“I have a picture of me in a little shop apron when I was about five years old, Andy Chidwick told me when I asked just how far back his woodworking experience actually went. “I still have the apron, which was sewn by my mom. My father was not a woodworker, but he was the do-it-yourself sort, so I grew up using tools and helping him do things, and even worked in construction as a teen.
“I grew up in California and met my wife while at Cal State, where I was pursuing a degree in behavioral science with a minor in theater arts. After college, I got married and moved to Vancouver, Washington and got a job as a finish carpenter. That gave me an insatiable desire to do beautiful woodworking.
“Around 1998, I decided I could do a better job myself, and went out on my own doing construction, millwork and custom manufacturing. The business grew fast until I had about a dozen employees. At that point, I realized I was not doing the work I enjoyed and had no time to spend with my family. In early 2000, we closed the business, and I starting building furniture in the shop, working alone. I loved it, but as a one-man shop, I was just like everyone else. I needed to find a marketable high-end product. I chose high-end custom furniture.
“Along about 2003, I took five days, went to Virginia and learned chairmaking techniques. I had always liked working with bent laminations, and fell in love with the sculptural woodworking sometimes incorporated into rocking chairs. I came back and started making rocking chairs, and it took off fairly quickly. We sold at both woodworking shows and home and garden shows. I had plenty of custom orders; I would take measurements of the individual and design the chair to custom fit them. That was the market niche that seemed to work well.

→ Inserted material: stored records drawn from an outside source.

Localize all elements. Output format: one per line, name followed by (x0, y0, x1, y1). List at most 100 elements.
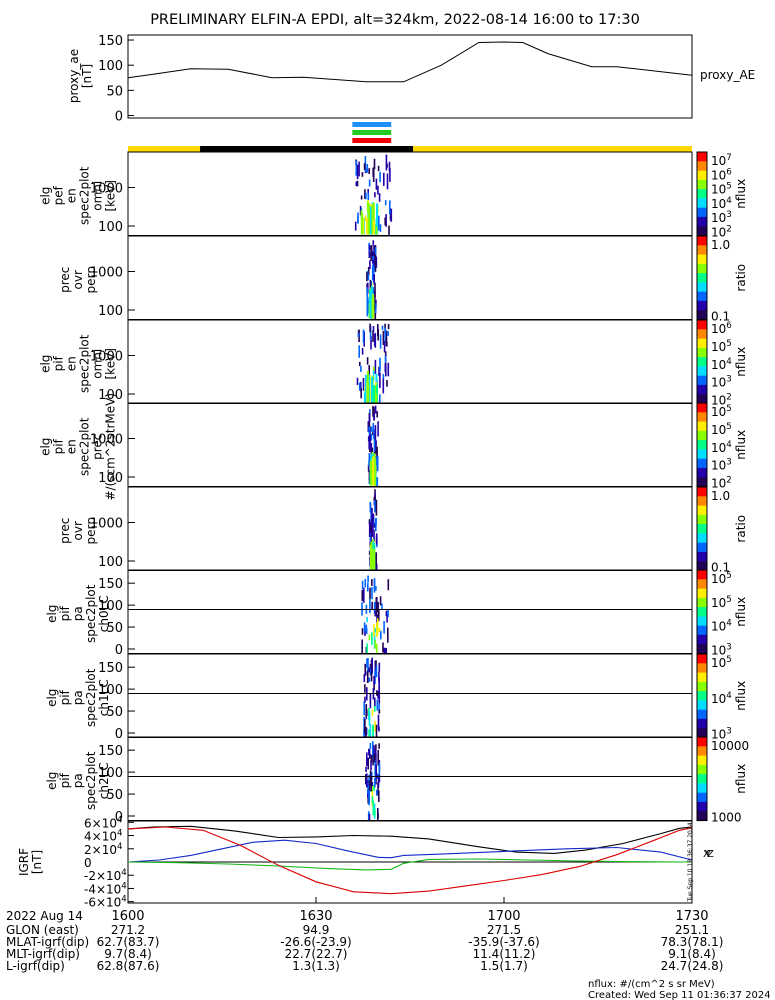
colorbar-swatch (697, 184, 707, 190)
spectrogram-cell (362, 378, 365, 391)
spectrogram-cell (364, 156, 367, 172)
panel-ylabel-line: elg (45, 605, 59, 623)
panel-ylabel-line: prec (91, 434, 105, 460)
colorbar-swatch (697, 254, 707, 260)
colorbar-swatch (697, 449, 707, 455)
spectrogram-cell (367, 794, 369, 804)
colorbar-swatch (697, 226, 707, 232)
colorbar-swatch (697, 487, 707, 493)
spectrogram-cell (385, 330, 388, 347)
spectrogram-cell (370, 335, 372, 350)
proxy-ae-ylabel: proxy_ae (67, 49, 81, 103)
spectrogram-cell (371, 796, 374, 804)
colorbar-swatch (697, 240, 707, 246)
colorbar-swatch (697, 510, 707, 516)
spectrogram-cell (371, 529, 374, 537)
spectrogram-cell (368, 677, 371, 683)
panel-ylabel-line: pif (58, 689, 72, 705)
spectrogram-cell (364, 189, 366, 199)
panel-ylabel-line: pif (52, 355, 66, 371)
spectrogram-cell (373, 297, 376, 310)
colorbar-swatch (697, 625, 707, 631)
spectrogram-cell (387, 331, 389, 336)
colorbar-swatch (697, 667, 707, 674)
spectrogram-cell (378, 743, 380, 749)
spectrogram-cell (379, 334, 382, 349)
spectrogram-cell (375, 563, 378, 571)
colorbar-swatch (697, 338, 707, 344)
spectrogram-cell (375, 744, 377, 750)
colorbar-title: nflux (734, 179, 748, 209)
colorbar-swatch (697, 672, 707, 678)
colorbar-swatch (697, 658, 707, 664)
colorbar-swatch (697, 305, 707, 311)
spectrogram-cell (363, 163, 366, 170)
spectrogram-cell (376, 411, 378, 418)
spectrogram-cell (371, 579, 373, 586)
colorbar: 1.0 0.1 ratio (696, 235, 748, 324)
spectrogram-cell (374, 759, 376, 776)
spectrogram-cell (368, 749, 371, 759)
spectrogram-cell (375, 178, 378, 190)
colorbar-swatch (697, 769, 707, 775)
colorbar-swatch (697, 561, 707, 567)
colorbar-swatch (697, 320, 707, 326)
spectrogram-cell (367, 781, 369, 795)
spectrogram-cell (378, 215, 380, 231)
colorbar-swatch (697, 198, 707, 204)
spectrogram-cell (369, 292, 372, 319)
colorbar-swatch (697, 273, 707, 279)
spectrogram-cell (370, 776, 373, 781)
spectrogram-cell (369, 323, 371, 333)
panel-ylabel-line: en (65, 356, 79, 371)
colorbar-swatch (697, 403, 707, 409)
spectrogram-cell (370, 245, 373, 256)
spectrogram-cell (363, 674, 366, 683)
spectrogram-cell (372, 265, 375, 278)
spectrogram-cell (357, 332, 360, 337)
spectrogram-cell (376, 699, 379, 711)
unit-note: nflux: #/(cm^2 s sr MeV) (588, 979, 715, 990)
ephemeris-value: 11.4(11.2) (473, 947, 536, 961)
spectrogram-cell (371, 709, 374, 717)
spectrogram-cell (372, 287, 375, 294)
panel-ylabel-line: spec2plot (78, 166, 92, 225)
colorbar-tick-label: 104 (711, 691, 732, 706)
colorbar-tick-label: 104 (711, 357, 732, 372)
spectrogram-cell (370, 541, 373, 570)
spectrogram-cell (374, 500, 376, 513)
spectrogram-cell (374, 247, 377, 255)
panel-ylabel-line: elg (45, 689, 59, 707)
spectrogram-cell (373, 437, 376, 452)
colorbar-swatch (697, 644, 707, 650)
colorbar-swatch (697, 597, 707, 603)
spectrogram-cell (367, 582, 369, 592)
spectrogram-cell (367, 301, 370, 314)
spectrogram-cell (368, 774, 370, 787)
panel-frame (127, 569, 693, 654)
colorbar-swatch (697, 556, 707, 562)
colorbar-swatch (697, 207, 707, 213)
spectrogram-cell (373, 429, 375, 439)
spectrogram-cell (371, 771, 373, 780)
colorbar-swatch (697, 542, 707, 548)
spectrogram-cell (367, 575, 369, 583)
colorbar-swatch (697, 500, 707, 507)
colorbar-tick-label: 106 (711, 321, 732, 336)
time-axis: 1600 1630 1700 1730 2022 Aug 14 (6, 897, 709, 924)
colorbar-swatch (697, 287, 707, 293)
panel-ytick-label: 1000 (90, 350, 123, 365)
spectrogram-cell (375, 440, 377, 451)
panel-ytick-label: 150 (98, 661, 123, 676)
spectrogram-cell (376, 618, 379, 627)
colorbar-tick-label: 1.0 (711, 238, 730, 252)
colorbar-swatch (697, 352, 707, 358)
colorbar-swatch (697, 175, 707, 181)
spectrogram-cell (358, 345, 360, 358)
igrf-ytick-label: -4×104 (84, 881, 127, 896)
colorbar-swatch (697, 421, 707, 427)
spectrogram-cell (378, 662, 381, 672)
spectrogram-cell (373, 413, 375, 421)
colorbar-swatch (697, 593, 707, 599)
colorbar-swatch (697, 737, 707, 743)
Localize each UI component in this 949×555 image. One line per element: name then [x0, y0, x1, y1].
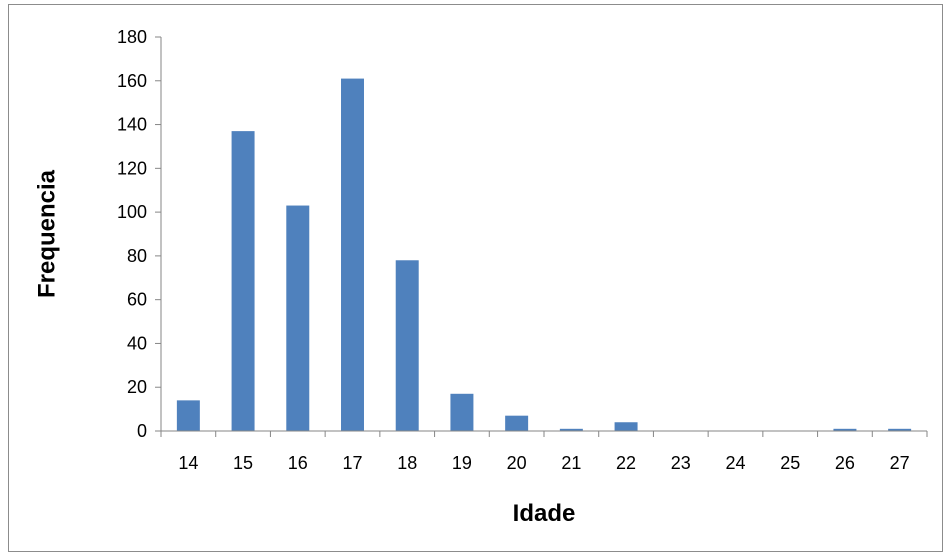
- x-tick-label: 26: [835, 453, 855, 473]
- y-axis-ticks: 0 20 40 60 80 100 120 140 160 180: [117, 27, 161, 441]
- chart-frame: [8, 4, 943, 552]
- x-tick-label: 20: [507, 453, 527, 473]
- x-tick-label: 23: [671, 453, 691, 473]
- bar-15: [231, 131, 255, 431]
- x-tick-label: 21: [561, 453, 581, 473]
- bar-22: [614, 422, 638, 431]
- x-tick-label: 19: [452, 453, 472, 473]
- bar-21: [559, 428, 583, 431]
- y-tick-label: 140: [117, 115, 147, 135]
- bar-19: [450, 393, 474, 431]
- x-tick-label: 15: [233, 453, 253, 473]
- bar-14: [176, 400, 200, 431]
- bar-26: [833, 428, 857, 431]
- x-tick-label: 18: [397, 453, 417, 473]
- x-tick-label: 16: [288, 453, 308, 473]
- x-axis-ticks: 14 15 16 17 18 19 20 21 22 23 24 25 26 27: [160, 431, 928, 473]
- x-axis-title: Idade: [513, 500, 576, 527]
- y-tick-label: 80: [127, 246, 147, 266]
- y-tick-label: 160: [117, 71, 147, 91]
- bar-series: [176, 78, 912, 431]
- x-tick-label: 14: [178, 453, 198, 473]
- x-tick-label: 17: [342, 453, 362, 473]
- x-tick-label: 25: [780, 453, 800, 473]
- bar-16: [286, 205, 310, 431]
- y-tick-label: 120: [117, 158, 147, 178]
- y-tick-label: 100: [117, 202, 147, 222]
- x-tick-label: 27: [890, 453, 910, 473]
- y-tick-label: 180: [117, 27, 147, 47]
- x-tick-label: 24: [725, 453, 745, 473]
- x-tick-label: 22: [616, 453, 636, 473]
- y-tick-label: 60: [127, 290, 147, 310]
- bar-18: [395, 260, 419, 431]
- bar-27: [888, 428, 912, 431]
- bar-17: [341, 78, 364, 431]
- y-tick-label: 40: [127, 333, 147, 353]
- bar-20: [505, 415, 529, 431]
- y-tick-label: 20: [127, 377, 147, 397]
- y-axis-title: Frequencia: [33, 169, 60, 298]
- y-tick-label: 0: [137, 421, 147, 441]
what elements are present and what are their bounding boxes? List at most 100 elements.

“My wife’s grandfather sold us a family property in Montana just about the time we were tiring of the rainy Pacific Northwest, so we moved the business to six acres of wooded property in the Bitterroot Valley. The area is breathtakingly beautiful. When you sell upper-end furniture, you are selling your lifestyle as much as your work. I realized that people wanted to hear about our lives as much as about our furniture. Fortunately, our migration from the greater Los Angeles area to the Montana woodlands resonated with our customers.
“As the business continued to grow, more and more people said, ‘I’d like to learn how to do that.’ In 2005, I was invited to teach at American Sycamore Retreat, a woodworking school in Indiana. I loved it. Teaching seemed to bring together my eclectic past: studying people, as in behavioral science, and my love of theater. By understanding how people click and how different people learn differently, I can help them feel warm and welcome instead of intimidated. Obviously, when you have a group of people watching you and learning from you, in essence, you are on stage. It’s more than showing people a group of techniques; it is communicating a passion and love for what you do.
“Because I liked teaching, and because we had such a perfect property for a school, I decided to teach here in Montana. I figured learning how to build a beautiful chair in a place where you would want to be anyway for vacation was ideal. Apparently, others felt the same way, so in the fall of this year, just a couple of months ago, we opened a school. We plan to teach in the spring, summer and fall, which leaves wintertime for me to do my own woodworking.
“One of the unusual things about the school, and my shop, for that matter, is that all my workbenches are made of exotic African hardwoods. I stumbled upon a cache of it brought in by someone who was trying to sell to the flooring industry. He went belly-up, and I was able to buy bundles of mixed species dirt cheap.
“My wife and I are really excited about this brand-new venture. I want to teach people to love beautiful works of art and to enjoy the expression of woodworking. It’s not just a list of technical skills; it is going away having touched the artistic and spiritual side of your creativity. I think the biggest thing people come away with is that they are all artists and can express themselves through woodworking. For that reason, these classes are project-based and not mere seminars.
“Sitting and listening to a seminar is not the same as putting your hands on a rasp and creating a smooth curve, “Andy insists. “In the latter, you are expressing yourself in an artistic way, and creating something unlike any other piece.”